What are some sci-fi projects that have influenced you being with Colossal, or that you now look at differently, or get inspired by?
Grant showing Tim and Lex a dino bone in Jurassic Park 1993
Image via Universal Pictures
Oh, man, that’s a good question. Because we live in a sci-fi world, it feels like I think they could make a science fiction story about what we’re doing, and sometimes I look at things like — and this is probably not the right association that you want to make — but you look at artificial wombs, and you think “Well, that’s very Matrix-y.” This idea of how can we create these bubbles that are developing humans like in The Matrix; but for us, it’s wildlife. I think for me, science fiction is really inspiring everything we do.

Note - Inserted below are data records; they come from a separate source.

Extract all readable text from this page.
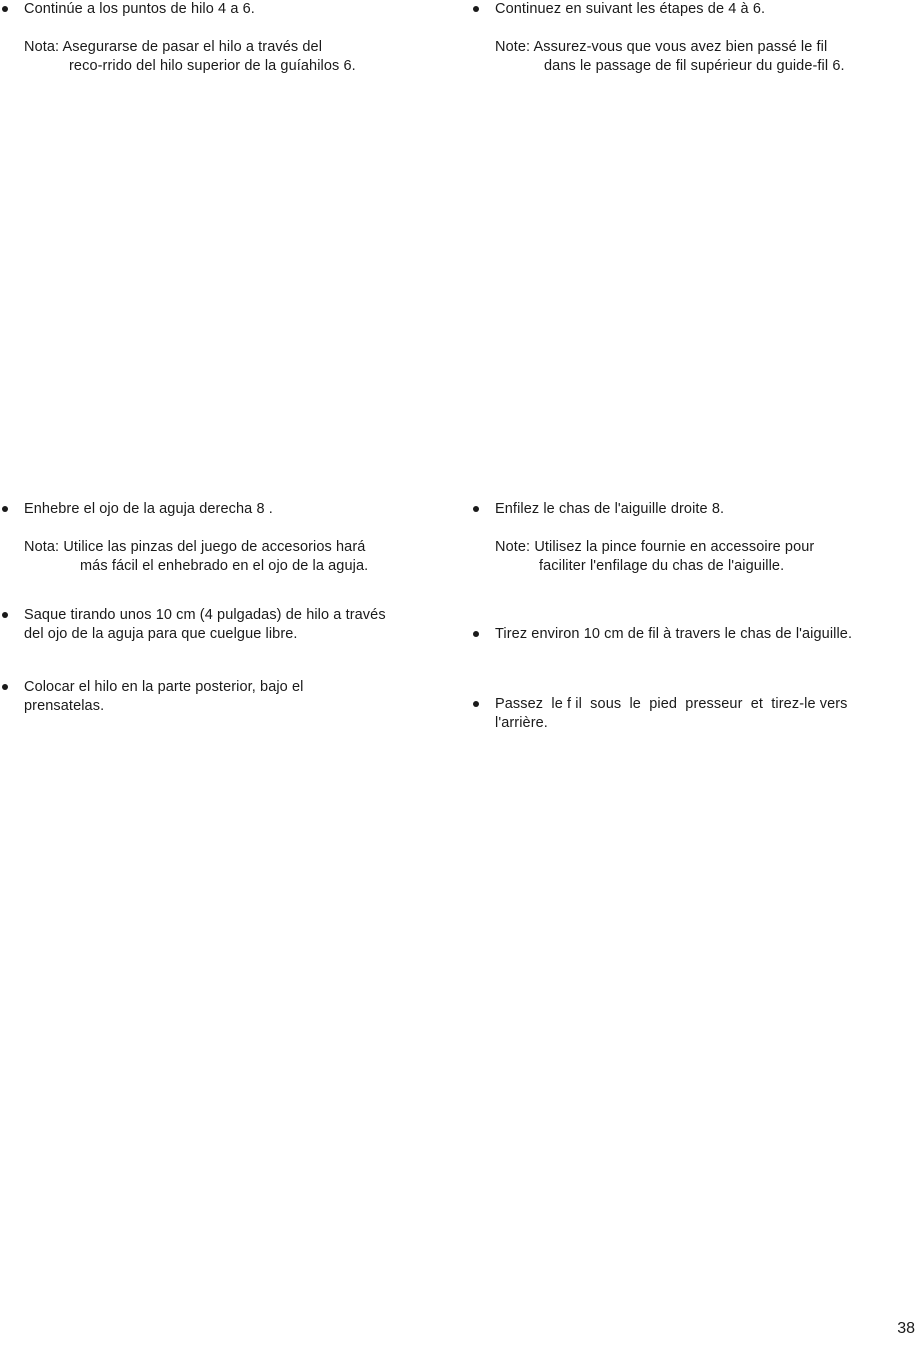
Continúe a los puntos de hilo 4 a 6.
Nota: Asegurarse de pasar el hilo a través del
reco-rrido del hilo superior de la guíahilos 6.
Enhebre el ojo de la aguja derecha 8 .
Nota: Utilice las pinzas del juego de accesorios hará
más fácil el enhebrado en el ojo de la aguja.
Saque tirando unos 10 cm (4 pulgadas) de hilo a través
del ojo de la aguja para que cuelgue libre.
Colocar el hilo en la parte posterior, bajo el
prensatelas.
Continuez en suivant les étapes de 4 à 6.
Note: Assurez-vous que vous avez bien passé le fil
dans le passage de fil supérieur du guide-fil 6.
Enfilez le chas de l'aiguille droite 8.
Note: Utilisez la pince fournie en accessoire pour
faciliter l'enfilage du chas de l'aiguille.
Tirez environ 10 cm de fil à travers le chas de l'aiguille.
Passez  le f il  sous  le  pied  presseur  et  tirez-le vers
l'arrière.
38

I think this idea of de-extinction wasn’t really a thing until Michael Crichton brought it to life, and Jurassic Park inspired a lot of us. We might not be bringing back dinosaurs, but we’re taking that idea that Michael Crichton had, and we’re putting it into a real world environment. So I stay really close to that, because I remember vividly being a kid, going to the movies that summer with my family watching the first Jurassic Park and being like “Holy crap, I never thought I’d work in a company that had that capability.”